Ensuite, le dispositif de galerie qui relie l’ancienne et la nouvelle école tout en protégeant les enfants de la pluie et des vents dominants qui empêchaient l’usage confortable de la cour, se caractérise comme évolutif. Nous y avons aussi intégré un espace de vie – actuellement la tisanerie des enseignants – opportunité pour de futurs usages qui prendront place dans la cour du haut. Cet ancrage est rendu possible par la présence d’une petite cuisine et de sanitaires. Par la simplicité de ce geste – imprévu – la cour peut accueillir en toute autonomie une cérémonie, un événement de village ou un cinéma en plein air et ce, au cœur d’un site sécurisé.

La flexibilité du bâtiment est renforcée par la mise en œuvre d’une charpente métallique. Elle est choisie pour son efficacité et sa rapidité de mise en œuvre, tissant un lien de parenté avec les constructions vernaculaires environnantes – hangars agricoles.
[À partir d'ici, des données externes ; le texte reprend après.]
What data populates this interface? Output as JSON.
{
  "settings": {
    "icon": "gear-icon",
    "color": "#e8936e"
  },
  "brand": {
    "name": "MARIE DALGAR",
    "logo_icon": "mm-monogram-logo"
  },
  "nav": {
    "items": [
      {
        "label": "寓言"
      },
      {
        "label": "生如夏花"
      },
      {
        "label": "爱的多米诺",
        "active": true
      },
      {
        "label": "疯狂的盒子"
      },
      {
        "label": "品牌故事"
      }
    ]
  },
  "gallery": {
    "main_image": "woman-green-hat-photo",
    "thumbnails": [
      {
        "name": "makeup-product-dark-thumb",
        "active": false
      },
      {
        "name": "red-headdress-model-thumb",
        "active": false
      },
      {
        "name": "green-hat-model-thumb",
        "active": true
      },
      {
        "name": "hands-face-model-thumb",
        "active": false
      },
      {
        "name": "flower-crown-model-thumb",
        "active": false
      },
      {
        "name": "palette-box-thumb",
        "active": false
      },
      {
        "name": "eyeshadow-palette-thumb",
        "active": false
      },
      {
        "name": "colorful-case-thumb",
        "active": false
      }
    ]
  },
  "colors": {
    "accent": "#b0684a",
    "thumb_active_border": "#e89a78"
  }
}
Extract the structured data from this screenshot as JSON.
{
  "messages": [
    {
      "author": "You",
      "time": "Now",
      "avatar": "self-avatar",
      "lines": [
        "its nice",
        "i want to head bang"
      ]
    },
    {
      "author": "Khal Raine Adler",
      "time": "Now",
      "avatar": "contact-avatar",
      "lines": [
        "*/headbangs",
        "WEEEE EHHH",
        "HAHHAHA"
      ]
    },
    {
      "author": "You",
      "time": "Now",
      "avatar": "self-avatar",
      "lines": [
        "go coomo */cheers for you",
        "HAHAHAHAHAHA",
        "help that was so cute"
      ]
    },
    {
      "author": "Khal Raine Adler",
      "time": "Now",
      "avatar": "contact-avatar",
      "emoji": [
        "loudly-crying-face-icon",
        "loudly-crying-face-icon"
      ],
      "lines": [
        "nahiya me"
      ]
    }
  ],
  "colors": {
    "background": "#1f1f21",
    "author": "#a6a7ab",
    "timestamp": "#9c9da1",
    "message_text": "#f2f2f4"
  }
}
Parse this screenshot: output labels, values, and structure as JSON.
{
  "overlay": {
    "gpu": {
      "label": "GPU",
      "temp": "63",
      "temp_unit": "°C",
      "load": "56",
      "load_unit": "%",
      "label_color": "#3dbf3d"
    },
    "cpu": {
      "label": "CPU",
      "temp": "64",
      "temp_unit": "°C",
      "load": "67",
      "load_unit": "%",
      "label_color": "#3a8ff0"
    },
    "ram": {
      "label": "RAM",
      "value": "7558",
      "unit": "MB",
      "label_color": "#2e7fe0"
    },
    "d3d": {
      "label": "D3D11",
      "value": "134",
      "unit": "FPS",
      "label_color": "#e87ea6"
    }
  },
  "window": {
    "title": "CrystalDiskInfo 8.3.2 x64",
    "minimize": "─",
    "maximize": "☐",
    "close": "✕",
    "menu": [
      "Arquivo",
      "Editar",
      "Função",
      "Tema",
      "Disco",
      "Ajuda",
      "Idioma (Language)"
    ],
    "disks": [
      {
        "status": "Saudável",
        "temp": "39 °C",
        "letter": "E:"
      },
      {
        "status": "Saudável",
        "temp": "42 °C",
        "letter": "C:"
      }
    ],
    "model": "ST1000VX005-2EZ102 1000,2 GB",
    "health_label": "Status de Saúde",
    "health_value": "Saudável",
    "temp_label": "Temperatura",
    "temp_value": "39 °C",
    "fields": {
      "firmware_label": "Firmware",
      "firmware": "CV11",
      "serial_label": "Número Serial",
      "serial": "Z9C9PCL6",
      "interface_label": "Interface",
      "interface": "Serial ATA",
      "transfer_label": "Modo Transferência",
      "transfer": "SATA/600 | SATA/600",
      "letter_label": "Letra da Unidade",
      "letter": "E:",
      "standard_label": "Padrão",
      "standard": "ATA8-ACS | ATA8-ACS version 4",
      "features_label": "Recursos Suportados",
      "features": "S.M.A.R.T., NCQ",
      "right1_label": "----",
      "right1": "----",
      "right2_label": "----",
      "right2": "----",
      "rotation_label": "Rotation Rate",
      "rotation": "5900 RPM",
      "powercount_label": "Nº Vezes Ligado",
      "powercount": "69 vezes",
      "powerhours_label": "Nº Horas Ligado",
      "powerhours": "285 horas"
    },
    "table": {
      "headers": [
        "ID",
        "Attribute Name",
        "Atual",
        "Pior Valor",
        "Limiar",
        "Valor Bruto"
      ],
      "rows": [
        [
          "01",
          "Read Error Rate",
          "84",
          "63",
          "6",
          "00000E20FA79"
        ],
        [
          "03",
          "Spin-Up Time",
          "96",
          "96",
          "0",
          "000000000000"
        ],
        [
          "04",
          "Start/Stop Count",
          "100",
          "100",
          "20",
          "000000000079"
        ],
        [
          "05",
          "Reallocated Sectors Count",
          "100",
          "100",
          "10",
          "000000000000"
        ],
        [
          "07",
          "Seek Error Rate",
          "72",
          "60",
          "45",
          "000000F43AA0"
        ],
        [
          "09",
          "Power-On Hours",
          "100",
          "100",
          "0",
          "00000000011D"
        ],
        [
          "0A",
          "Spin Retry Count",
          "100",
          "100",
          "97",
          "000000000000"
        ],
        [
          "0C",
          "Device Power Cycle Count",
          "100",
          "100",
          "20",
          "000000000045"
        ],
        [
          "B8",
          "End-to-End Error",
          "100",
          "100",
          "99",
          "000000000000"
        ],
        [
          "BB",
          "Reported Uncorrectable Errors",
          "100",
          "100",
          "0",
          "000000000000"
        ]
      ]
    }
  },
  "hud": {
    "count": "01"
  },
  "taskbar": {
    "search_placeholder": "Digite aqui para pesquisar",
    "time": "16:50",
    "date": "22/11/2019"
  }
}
La portée donne l’orientation en plan, installant l’école entre cour et couloir. À nouveau, un traitement particulier est donné aux programmes communs. En se dotant de portes accordéons, la salle d’activités – aussi périscolaire – devient un espace tampon. Si elle relie la cour et la galerie, elle peut s’ouvrir complètement à la ville, en reliant l’église et le presbytère en dehors du temps scolaire, dans le cadre de kermesses ou d’événements culturels et sportifs. La structure métallique se déploie jusque dans la galerie, suggérant la finesse voulue dans le dialogue haut/bas. Enfin les dispositifs vitrés apportent tantôt la transparence et les cadrages lointains ; tantôt un jeu de reflets mettant en scène ciel et environnement ; tantôt révélant la domesticité des espaces de l’école par la chaleur des aménagements en bois intérieurs.

L’école, inscrite au cœur du village, tisse une relation étroite et nouvelle avec celui-ci. Son écriture linéaire et discrète ne perturbe pas la lecture du paysage existant en place depuis des décennies. Pour autant, la galerie métallique, d’écriture plus contemporaine, devient un fil conducteur, à la fois d’une nouvelle image au cœur du village et support du potentiel de vie au sein de l’école en interaction avec le village.

Ce rayonnement créé par l’école de Vendegies au profit des habitants et du village résonne avec notre proposition de l’école-village primée à Europan. Nous sommes convaincus que, par ce type de programme et d’échelle, l’architecture peut participer à « faire village », à tisser des liens entre les habitants par les opportunités qu’elle offre au-delà de la réponse à son propre programme. Dépasser les limites, franchir les seuils, permet d’incarner le rôle social de l’architecte et de travailler sur l’éducation au sens large du terme. Apprendre à vivre en communauté, tisser les liens entre les générations, créer une économie de village, grandir ensemble dans des conditions qui « rendent possible » sont autant de thématiques à profondément valoriser dans les réponses qu’apportent les architectes dans ce type de programme en écho aux villes vivantes.